The Last of Us: Love against all odds
War and distance, mothers and religion, one or the other can quickly rob men and women of that fleeting dream of happiness in each other’s arms. The idols we worship—painters, writers, and heroes—are no different and, in the end, are only mortals, their fates bound up with the same commonplace circumstances that can divide us from true love.
There is the case of Felix Resurreccion Hidalgo, the extraordinary 19th-century painter who, like Juan Luna, would win against the best of Spain’s painters, and Maria Yrritia, his model and companion of 40 years. It’s been written that “except for brief moments in their lives, they were attached to each other as a flower and a leaf to a stem.”
And yet Hidalgo would never marry her. There is one tantalizing episode, however, when they would come close.
Maria appears to have “been allowed to visit his country” in 1909 and one suspects it was for the purpose of feeling her way into his mother’s approval. The mission ended in failure before it had even started and she would wind up remaining in glorious isolation in an expensive suite in the La Palma de Mallorca hotel on the Calle Real in Intramuros.
Her overtures to the family were purportedly rebuffed and she “found herself alone and hurried back home.”
A few years later, Hidalgo would be summoned by his mother, now quite sickly, but he would find Manila so impossible that he would cut short his trip and head back to Paris. Could it be that he, too, was unable to bear the grand Doña Barbara Padilla de Hidalgo’s disapproval? Alas, he would catch a chill on the Trans-Siberian Railway (read the Orient Express) and pass away unexpectedly.
Maria would make one more trip to Manila, this time to bury him, as one biographer wrote, “accompanying his body like an old, faithful slave.” This time, it was she who refused his family’s welcome and returned to France. She would belatedly have a change of heart—almost certainly beguiled by the prospect of spending her last days in the same city where Hidalgo was buried.
She boarded a boat with her collection of his paintings but would perish in a shipwreck off the coast of Africa. In one sense, Hidalgo would at last be by her side for eternity on the ocean floor.
Jose Rizal would also suffer from the censure—and censorship—of his beloved’s mother. Leonor Rivera’s would famously intercept his letters, leading the girl to believe that she had been forgotten.
Her mother was convinced, not without reason, that her daughter would be far better off marrying a British expat than a troublemaking writer, a truism still held dear by maters to this day and age.
Leonor would eventually discover her mother’s machinations and would be allowed only to keep the letters if she agreed to burn them to ashes. She would leave instructions that the charred remains be sewn into the hem of the dress in which she would be buried.

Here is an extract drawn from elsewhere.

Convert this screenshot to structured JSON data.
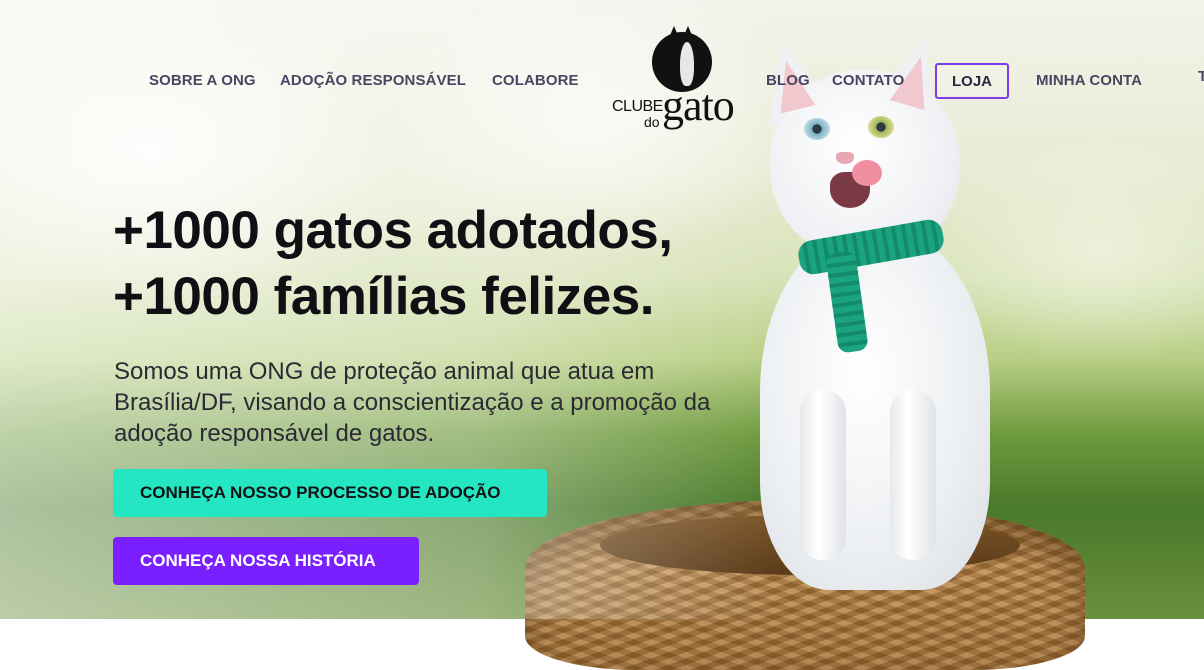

The pain and peril of marrying a freedom-fighter was often too much for an ordinary woman to bear. Not so in the case of Gregoria de Jesus and Andres Bonifacio, who is said to have fallen in love the minute he laid eyes on her, dressed as Reina Elena, in a mayday procession.

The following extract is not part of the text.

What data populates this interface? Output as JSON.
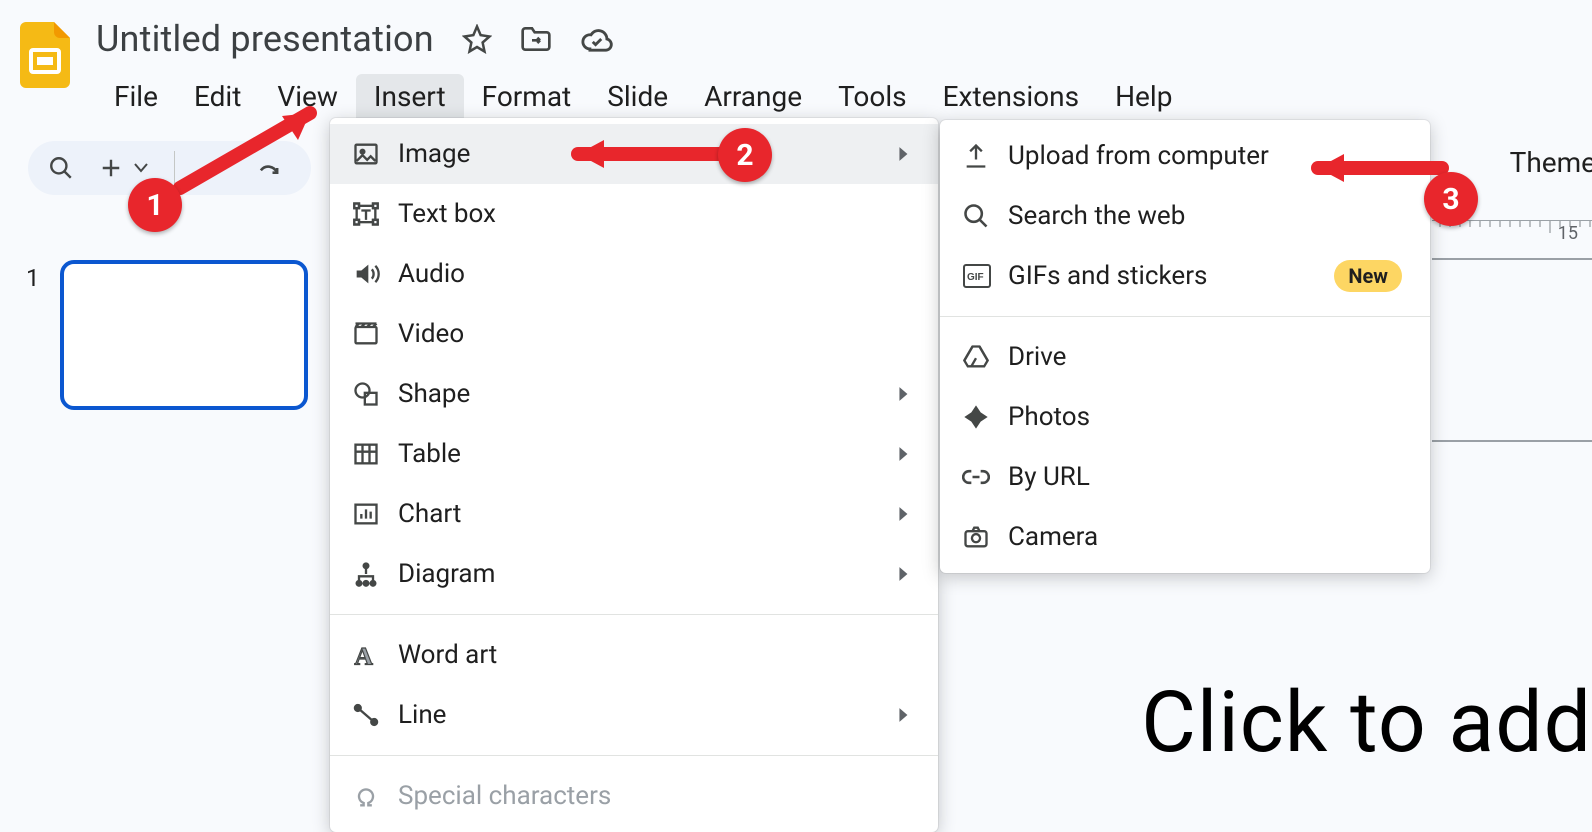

She would lose the man known as “the Supremo,” cut down in the foothills of Maragondon, which she scoured in the rain and mud to find his body.
Less than 50 years later, Lyd Villanueva would lose her husband, Manuel Arguilla, a short-story writer turned guerrilla fighter, to a Japanese firing squad. She would go on to found the Philippine Art Gallery, the country’s first devoted to the cause of modern art that nurtured the likes of Anita Magsaysay-Ho, Ang Kiukok and Vicente Manansala.
Rizal would conjure in the Noli Me Tangere the most tragic love of his novels, that of the crocodile-hunter Elias and Salome of the lake. In a heartrending parting scene, Salome beseeches him to stay in her home even when she has left it so that she may imagine that they are still together when she closes her eyes at night.
One wonders what her fate would have been since he had given her the same name as the temptress who would ask for John the Baptist’s head. Nobody will ever know since Rizal would strike out the entire chapter detailing their love affair when it came time to print the book, dooming them a second time. (A very rare painting by Fernando Amorsolo of the star-crossed lovers is featured at the León Gallery Asian Cultural Council auction this Feb. 18.)
When Rizal did fall in love again a decade later it was with the mestiza heiress Nelly Bousted. His hopes, however, would be dashed once more by her devotion to a different religion.
In the summer of 1891, she would write him from the familly’s Villa Eliada in the aristocratic resort-town of Biarritz, in an impatient, accusatory tone a guilty man will recognize: “When (my parents) wanted to know what my feelings towards you were, I told them that I could not express them before knowing whether you had embraced Christianity.”
Things had apparently progressed enough for her to be able to rebuke him: “I want to wait willingly for some time so that you might study the case with calmness and in solitude without making haste; and on the other hand, because I have promised you fidelity… to think that I have made of you a simple (toy), you do not understand me!”
With finality, she adds, “If you could only be more disposed to hear the voice of Him who asks your heart and your service, that would be better for two reasons. For you and for us.”
Rizal would refuse to believe in the dream and sometimes that is the final and worst obstacle of all.